To illustrate, if the employment of an extra worker yields the firm an extra net marginal revenue (gross revenue minus additional expenses other than the employee's own wages and fringes) of, say, $ 18,000, then the sum of take-home pay and fringes for that employee cannot exceed $18,000, lest the firm incur a loss on employing that worker. It would be unrealistic to expect the total payroll expense associated with workers who have such a low marginal revenue product to absorb the cost of a health-insurance policy that may amount to $6,000 or more for the employee's family. It also follows that a simple government mandate on employers to provide such coverage to all employees would effectively force the employer either to reduce the workers' take-home pay or to dismiss them outright. Either way, it is a brutal tax on workers. Finally, it follows that, if we want to see these families insured, we, the better off, will have to step up to the cashier's window and subsidize them directly and heavily with public funds, through a tax-and-transfer mechanism.
Concretely, who are the people under discussion here? They are the taxi drivers who convey us, the waiters and waitresses who serve us, the gas-station attendants who fill our tanks and similarly hard-working people in low-paying service jobs. For the most part, they are easily replaced, often with pliable, imported labor. Because these people are not "precious" to us, economically, and are so easily replaceable through imports, we do not have to be particularly nice to them. Only a very, very tight labor market might induce us to change our perspective, and even then only for so long as the labor market remains very, very tight. A mild recession would quickly cause a relapse into our current attitude.
In any event, it is not obvious that Americans are willing to finance, through higher taxes or foregone tax-cuts, the health care of people who can technically be taken for granted. And even if, in its heart of hearts, the American public did wish to be more generous to these low-income families, there is no evidence at all that the policy-making elite would be ready to act on such a wish.

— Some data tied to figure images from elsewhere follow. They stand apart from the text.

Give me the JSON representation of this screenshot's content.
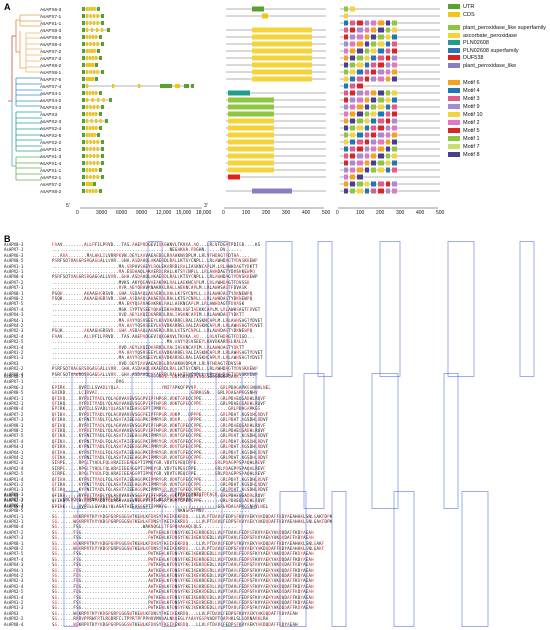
{
  "panel_a": {
    "label": "A",
    "genes": [
      "AsAPX6-3",
      "AsAPX7-1",
      "AsAPX1-1",
      "AsAPX8-3",
      "AsAPX8-5",
      "AsAPX8-4",
      "AsAPX7-2",
      "AsAPX7-3",
      "AsAPX8-2",
      "AsAPX8-1",
      "AsAPX7-5",
      "AsAPX7-4",
      "AsAPX4-1",
      "AsAPX4-2",
      "AsAPX4-3",
      "AsAPX3",
      "AsAPX2-3",
      "AsAPX2-4",
      "AsAPX2-5",
      "AsAPX2-2",
      "AsAPX1-2",
      "AsAPX1-3",
      "AsAPX1-4",
      "AsAPX1-1",
      "AsAPX2-1",
      "AsAPX7-2",
      "AsAPX8-2"
    ],
    "legend_domains": [
      {
        "label": "UTR",
        "color": "#5aa02c"
      },
      {
        "label": "CDS",
        "color": "#f0c419"
      },
      {
        "label": "plant_peroxidase_like superfamily",
        "color": "#8dc63f"
      },
      {
        "label": "ascorbate_peroxidase",
        "color": "#f5d33a"
      },
      {
        "label": "PLN02608",
        "color": "#1f9c8a"
      },
      {
        "label": "PLN02608 superfamily",
        "color": "#2e75b6"
      },
      {
        "label": "DUF538",
        "color": "#e02020"
      },
      {
        "label": "plant_peroxidase_like",
        "color": "#8e7cc3"
      }
    ],
    "legend_motifs": [
      {
        "label": "Motif 6",
        "color": "#f7a21b"
      },
      {
        "label": "Motif 4",
        "color": "#1f77b4"
      },
      {
        "label": "Motif 3",
        "color": "#e45a8a"
      },
      {
        "label": "Motif 9",
        "color": "#a58bd0"
      },
      {
        "label": "Motif 10",
        "color": "#f5d33a"
      },
      {
        "label": "Motif 2",
        "color": "#e377c2"
      },
      {
        "label": "Motif 5",
        "color": "#d62728"
      },
      {
        "label": "Motif 1",
        "color": "#8dc63f"
      },
      {
        "label": "Motif 7",
        "color": "#c7e06b"
      },
      {
        "label": "Motif 8",
        "color": "#4a3f8c"
      }
    ],
    "axis1_ticks": [
      "0",
      "3000",
      "6000",
      "9000",
      "12,000",
      "15,000",
      "18,000"
    ],
    "axis1_prefix": "5'",
    "axis1_suffix": "3'",
    "axis2_ticks": [
      "0",
      "100",
      "200",
      "300",
      "400",
      "500"
    ],
    "axis3_ticks": [
      "0",
      "100",
      "200",
      "300",
      "400",
      "500"
    ]
  },
  "panel_b": {
    "label": "B",
    "block1_names": [
      "AsAPX8-3",
      "AsAPX7-1",
      "AsAPX6-3",
      "AsAPX8-5",
      "AsAPX1-1",
      "AsAPX2-1",
      "AsAPX8-4",
      "AsAPX7-2",
      "AsAPX7-3",
      "AsAPX8-1",
      "AsAPX8-2",
      "AsAPX7-5",
      "AsAPX7-4",
      "AsAPX4-3",
      "AsAPX4-1",
      "AsAPX4-2",
      "AsAPX2-3",
      "AsAPX2-4",
      "AsAPX2-5",
      "AsAPX1-4",
      "AsAPX1-2",
      "AsAPX1-3",
      "AsAPX3",
      "AsAPX2-2",
      "AsAPX8-4"
    ],
    "block1_seqs": [
      "FAAV........ALLPFILPRVD...TAS.AAEPVDGEVIQKGHNVLTKVKA.AQ...LRLVFDGATPDIGD....KS",
      "............................................NEGHKKA.PDGHN......DV......",
      "...ARA.......MALAKLILVRRPKVN.DEYLAAVAEAEDGLRRAAKNVDPLM.LRLVFHDAGTFDTAA....",
      "PSRFSQTVAGGRSRGAGGALLVVR..GHA.ASDAAQLAKAERDLRALLKTSYCNPLL.LRLAWHDAGTYDVSKKEWP",
      ".........................MA.GRPAVSAEYLRQLEKARRDLRALIASKNCAPLM.LRLAWHDAGTYDKTT",
      ".........................MA.ESDAAQLAKAERDLRALLKTSYCNPLL.LRLAWHDAGTYDVSKKEWPQ",
      "PSRFSQTVAGGRSRGAGGALLVVR..GHA.ASDAAQLAKAERDLRALLKTSYCNPLL.LRLAWHDAGTYDVSKKEWP",
      ".........................MVKS.AKYQEAVAEAKRKLRALLAEKNCAPLM.LRLAWHDAGTFDVSSK",
      ".........................VVR.AEYQRAVKNAKRKLRALLAEKNCAPLM.LRLAWHSAGTFDVASK",
      "PSQK........AKAAGHGRSVR..GHA.ASDAAQLAKAERDLRALLKTSYCNPLL.LRLAWHDAGTYDKNEWPQ",
      "PSQK........AKAAGHGRSVR..GHA.ASDAAQLAKAERDLRALLKTSYCNPLL.LRLAWHDAGTYDKNEWPQ",
      ".........................MA.EKYQEAVAEAKRKLRALLAEKNCAPLM.LRLAWHDAGTFDVASK",
      ".........................MGK.SYPTVSEEYQKAIEKAKRKLRGFIAEKKCAPLM.LRLAWHSAGTFDVET",
      ".........................VVD.AEYLKQIDKARRDLRALIASKNCAPIM.LRLAWHDAGTYDKTT",
      ".........................MA.AAYYQSVSEEYLKAVDKARRELRALIASKNCAPLM.LRLAWHSAGTYDVET",
      ".........................MA.AAYYQSVSEEYLKAVDKARRELRALIASKNCAPLM.LRLAWHSAGTYDVET",
      "PSQK........AKAAGHGRSVR..GHA.ASDAAQLAKAERDLRALLKTSYCNPLL.LRLAWHDAGTYDKNEWPQ",
      "FAAV........ALLPFILPRVD...TAS.AAEPVDGEVIQKGHNVLTKVKA.AQ...LRLVFHDAGTFDIGD...",
      "...........................................MA.AAYYQSVSEEYLKAVDKARRELRALIA",
      ".........................VVD.AEYLKQIDKARRDLRALIASKNCAPIM.LRLAWHDAGTYDKTT",
      ".........................MA.AAYYQSVSEEYLKAVDKARRELRALIASKNCAPLM.LRLAWHSAGTYDVET",
      ".........................MA.AAYYQSVSEEYLKAVDKARRELRALIASKNCAPLM.LRLAWHSAGTYDVET",
      ".........................VVD.DEYIAAVAEAEDGLRRAAKNVDPLM.LRLVFHDAGTFDVSSK",
      "PSRFSQTVAGGRSRGAGGALLVVR..GHA.ASDAAQLAKAERDLRALLKTSYCNPLL.LRLAWHDAGTYDVSKKEWP",
      "PSRFSQTVAWRGSRGAGGALLVVR..GHA.ASDAAQLAKAERDLRALLKTSYCNPLL.LRLAWHDAGTYDVSKKEWP"
    ],
    "block2_names": [
      "AsAPX8-3",
      "AsAPX7-1",
      "AsAPX6-3",
      "AsAPX8-5",
      "AsAPX1-1",
      "AsAPX2-1",
      "AsAPX8-4",
      "AsAPX7-2",
      "AsAPX7-3",
      "AsAPX8-1",
      "AsAPX8-2",
      "AsAPX7-5",
      "AsAPX7-4",
      "AsAPX4-3",
      "AsAPX4-1",
      "AsAPX4-2",
      "AsAPX2-3",
      "AsAPX2-4",
      "AsAPX2-5",
      "AsAPX1-4",
      "AsAPX1-2",
      "AsAPX1-3",
      "AsAPX3",
      "AsAPX2-2",
      "AsAPX8-4"
    ],
    "block2_seqs": [
      "........................................GGS..DGTGMLHAYVNGGSGGGGGGVGAVK.......",
      "........................DVG.................................................",
      "EPIRK.....QVPILLSVADLYQLA................YNITAPKQFPVVP.........GRLPDAGAPKGSNHVLNEL",
      "GRIRD.....LCIRVAI...................................GDRKGSN...GRLPDAGAPKGSNHV",
      "QFIKQ.....RYPDITYADLYQLAGVVAVEVSGGPVIPFHPGR.VDKTGPEQCPPE.......GRLPDAEQGADHLRQVF",
      "QFIKQ.....RYPDITYADLYQLAGVVAVEVSGGPVIPFHPGR.VDKTGPEQCPPE.......GRLPDAEQGADHLRQVF",
      "EPIRK.....QVPILLSVADLYQLASATAIEASGGPTIPMRYG.......................GRLPDAGAPKGS",
      "QFIKA.....RYPDITYADLYQLAGVVAVEVSGGPEIPFRPGR.VDKP...QPPPE.......GRLPDAT.KGSDHLRDVF",
      "QFIKA.....KYPNITYADLFQLASATAIEEAGGPKIPMRYGR.VDKP...GPPPE.......GRLPDAT.KGSDHLRDVF",
      "QFIKQ.....RYPDITYADLYQLAGVVAVEVSGGPVIPFHPGR.VDKTGPEQCPPE.......GRLPDAEQGADHLRQVF",
      "QFIKQ.....RYPDITYADLYQLAGVVAVEVSGGPVIPFHPGR.VDKTGPEQCPPE.......GRLPDAEQGADHLRQVF",
      "QFIKA.....KYPNITYADLFQLASATAIEEAGGPKIPMRYGR.VDVTGPEQCPPE.......GRLPDAT.KGSDHLRDVF",
      "QFIKA.....KYPNITYADLFQLASATAIEEAGGPKIPMRYGR.VDVTGPEQCPPE.......GRLPDAT.KGSDHLRDVF",
      "QFIKA.....KYPNITYADLFQLASATAIEEAGGPKIPMRYGR.VDVTGPEQCPPE.......GRLPDAT.KGSDHLRDVF",
      "QFIKA.....KYPNITYADLFQLASATAIEEAGGPKIPMRYGR.VDVTGPEQCPPE.......GRLPDAT.KGSDHLRDVF",
      "QFIKA.....KYPNITYADLFQLASATAIEEAGGPKIPMRYGR.VDVTGPEQCPPE.......GRLPDAT.KGSDHLRDVF",
      "SIRPE.....RPGLTYADLFQLARAIIEEAGGPTIPMKYGR.VDVTGPEQCPPE.......GRLPDAGPPSPAQHLREVF",
      "SIRPE.....RPGLTYADLFQLARAIIEEAGGPTIPMKYGR.VDVTGPEQCPPE.......GRLPDAGPPSPAQHLREVF",
      "SIRPE.....RPGLTYADLFQLARAIIEEAGGPTIPMKYGR.VDVTGPEQCPPE.......GRLPDAGPPSPAQHLREVF",
      "QFIKA.....KYPNITYADLFQLASATAIEEAGGPKIPMRYGR.VDVTGPEQCPPE.......GRLPDAT.KGSDHLRDVF",
      "QFIKA.....KYPNITYADLFQLASATAIEEAGGPKIPMRYGR.VDVTGPEQCPPE.......GRLPDAT.KGSDHLRDVF",
      "QFIKA.....KYPNITYADLFQLASATAIEEAGGPKIPMRYGR.VDVTGPEQCPPE.......GRLPDAT.KGSDHLRDVF",
      "QFIKQ.....RYPDITYADLYQLAGVVAVEVSGGPVIPFHPGR.VDKTGPEQCPPE.......GRLPDAEQGADHLRQVF",
      "QFIKQ.....RYPDITYADLYQLAGVVAVEVSGGPVIPFHPGR.VDKTGPEQCPPE.......GRLPDAEQGADHLRQVF",
      "EPIRK.....QVPILLSVADLYQLASATAIEASGGPTIPMRYG...................GRLPDAGAPKGSNHVLNEL"
    ],
    "block3_names": [
      "AsAPX8-3",
      "AsAPX7-1",
      "AsAPX6-3",
      "AsAPX8-5",
      "AsAPX1-1",
      "AsAPX2-1",
      "AsAPX8-4",
      "AsAPX7-2",
      "AsAPX7-3",
      "AsAPX8-1",
      "AsAPX8-2",
      "AsAPX7-5",
      "AsAPX7-4",
      "AsAPX4-3",
      "AsAPX4-1",
      "AsAPX4-2",
      "AsAPX2-3",
      "AsAPX2-4",
      "AsAPX2-5",
      "AsAPX1-4",
      "AsAPX1-2",
      "AsAPX1-3",
      "AsAPX3",
      "AsAPX2-2",
      "AsAPX8-4"
    ],
    "block3_seqs": [
      "..............................................FFRKTLYNTSFPFACK...........",
      "....GNCQQWG.PRRNVFRNTRSGRE.....WVL.PFYF.VLFPSGGVRHVW..............",
      "..................................................................",
      "..............................................YRKNSRSFMNV.................",
      "SG......WGKRPRTKYYKDGPGRPGGGSWTKEWLKFDNSYFKEIKEKRDQ...LLVLPTDAVLFEDPSFKVYAEKYAKDQDAFFKDYAEAHAKLSNLGAKFDPK",
      "SG......WGKRPRTKYYKDGPGRPGGGSWTKEWLKFDNSYFKEIKEKRDQ...LLVLPTDAVLFEDPSFKVYAEKYAKDQDAFFKDYAEAHAKLSNLGAKFDPK",
      "SG......FSG.......................WAKNQGLLTFSPQAAAAQLQLS.............",
      "SG......FSG.........................PWTKEWLKFDNSYFKEIKEKRDEDLLVLPTDAVLFEDPSFKVYAEKYAKDQDAFFKDYAEAH",
      "SG......FSG.........................PWTKEWLKFDNSYFKEIKEKRDEDLLVLPTDAVLFEDPSFKVYAEKYAKDQDAFFKDYAEAH",
      "SG......WGKRPRTKYYKDGPGRPGGGSWTKEWLKFDNSYFKEIKEKRDQ...LLVLPTDAVLFEDPSFKVYAEKYAKDQDAFFKDYAEAHAKLSNLGAKF",
      "SG......WGKRPRTKYYKDGPGRPGGGSWTKEWLKFDNSYFKEIKEKRDQ...LLVLPTDAVLFEDPSFKVYAEKYAKDQDAFFKDYAEAHAKLSNLGAKF",
      "SG......FSG.........................PWTKEWLKFDNSYFKEIKEKRDEDLLVLPTDAVLFEDPSFKVYAEKYAKDQDAFFKDYAEAH",
      "SG......FSG.........................PWTKEWLKFDNSYFKEIKEKRDEDLLVLPTDAVLFEDPSFKVYAEKYAKDQDAFFKDYAEAH",
      "SG......FSG.........................PWTKEWLKFDNSYFKEIKEKRDEDLLVLPTDAVLFEDPSFKVYAEKYAKDQDAFFKDYAEAH",
      "SG......FDG.........................AWTKEWLKFDNSYFKEIKEKRDEDLLVLPTDAVLFEDPSFKVYAEKYAKDQDAFFKDYAEAH",
      "SG......FDG.........................AWTKEWLKFDNSYFKEIKEKRDEDLLVLPTDAVLFEDPSFKVYAEKYAKDQDAFFKDYAEAH",
      "SG......FDG.........................AWTKEWLKFDNSYFKEIKEKRDEDLLVLPTDAVLFEDPSFKVYAEKYAKDQDAFFKDYAEAH",
      "SG......FDG.........................AWTKEWLKFDNSYFKEIKEKRDEDLLVLPTDAVLFEDPSFKVYAEKYAKDQDAFFKDYAEAH",
      "SG......FDG.........................AWTKEWLKFDNSYFKEIKEKRDEDLLVLPTDAVLFEDPSFKVYAEKYAKDQDAFFKDYAEAH",
      "SG......FSG.........................PWTKEWLKFDNSYFKEIKEKRDEDLLVLPTDAVLFEDPSFKVYAEKYAKDQDAFFKDYAEAH",
      "SG......FSG.........................PWTKEWLKFDNSYFKEIKEKRDEDLLVLPTDAVLFEDPSFKVYAEKYAKDQDAFFKDYAEAH",
      "SG......FSG.........................PWTKEWLKFDNSYFKEIKEKRDEDLLVLPTDAVLFEDPSFKVYAEKYAKDQDAFFKDYAEAH",
      "SG......WGKRPRTKYYKDGPGRPGGGSWTKEWLKFDNSYFKEIKEKRDQ...LLVLPTDAVLFEDPSFKVYAEKYAKDQDAFFKDYAEAH",
      "SG......RRRVPPRWFRTLRQDRFCLTPPRTPFPPNVVMVHALNKQEGLYAAAYGGPVADPTQAPHKLSLGQRNARKLRA",
      "SG......WGKRPRTKYYKDGPGRPGGGSWTKEWLKFDNSYFKEIKEKRDQ...LLVLPTDAVLFEDPSFKVYAEKYAKDQDAFFKDYAEAH"
    ]
  }
}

The uninsured lack political leverage because as a group they are not noted for high voter participation and, therefore, need not be appeased in the political arena. Their political apathy could be written off as indolence. On the other hand, unlike the powerful interest groups that hold sway over the formation of health policy in this country, the uninsured themselves are too disorganized to concentrate any economic and political might upon legislators. Therefore, their apparent political apathy may be just a rational response to rational expectations, namely, the expectation that their individual votes could never be a match for the economic, hence political, clout of organized interest groups. After all, the perceived dominance of interest groups in the political process is often cited as the reason for voter apathy even among educated American college students. 4
Be that as it may, lack of both economic and political leverage has made the uninsured in this country a social class whose yearning for the benefits of health insurance can be disregarded with impunity by the policy-making elite. That simply has to be a major part of the explanation why there are so many of the uninsured, and why their numbers have been inexorably growing.